His glasses, snapped nearly in half by Roy's supersonic fist, had fallen off and skittered across the cluttered floor and come to rest right beside the Rev's thrashing leg. Poke saw them and smiled his black grin. He spun on one heel, raised his foot from the Rev, and brought it back down with a brittle crunch.
Chapter 10: Blinded and Bound
When Emmit came to, he had a few tantalizing seconds to think that maybe he had dreamed all of it. He half expected to roll off his sunken, haggard old couch and land on the floor of the apartment that was no longer his, trying to comprehend the sheer scope and magnitude of the night terror he had just had.

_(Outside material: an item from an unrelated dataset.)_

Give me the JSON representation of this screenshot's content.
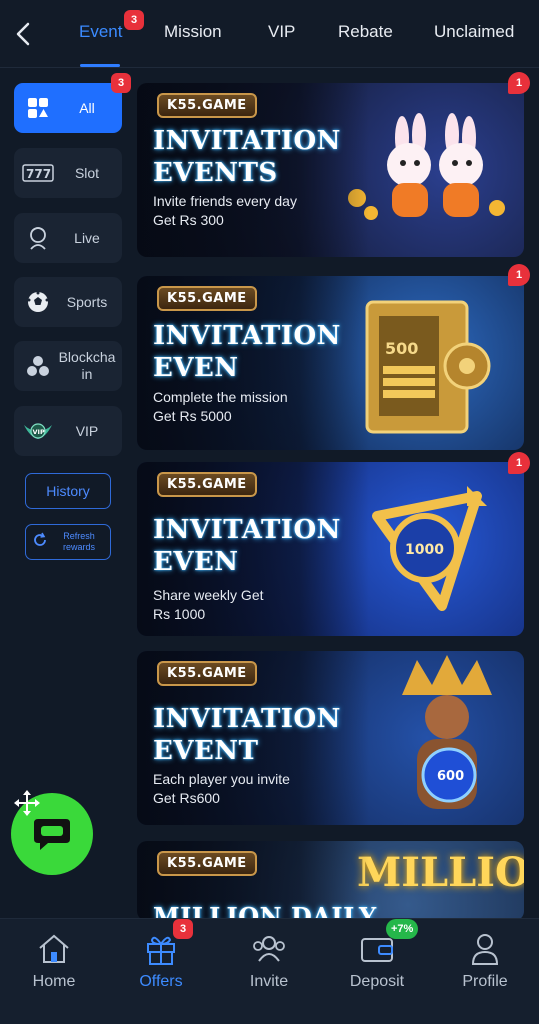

After those scant few seconds, the pain managed to catch up with his dazed brain, and Emmit groaned. His head felt like a paper bag full of broken glass, and his nose was plugged solid. He snuffed as hard as he could, feeling the blockage in the bridge of his nose give way and his throat clog with mucus and blood. He grimaced and spat it away from him as hard as he could. Some of the nasty mixture hooked into his lip, and on impulse he moved to wipe it away— but couldn't.
His hands were bound, tightly, behind his back. His ankles were lashed together too, constricted by knotted loops of rope.
Oh, shit.
That small sentiment was all Emmit could muster, but it described his situation perfectly. He squinted and blinked, trying to scope out where he had been taken through blurred vision. His right eye burned furiously; he assumed that meant there was blood in it.
Jesus, he wished he had been born with better eyes. He could sense that he had been tossed into a small wooden box; it didn't take a genius to deduce that he must be inside Roy's shed.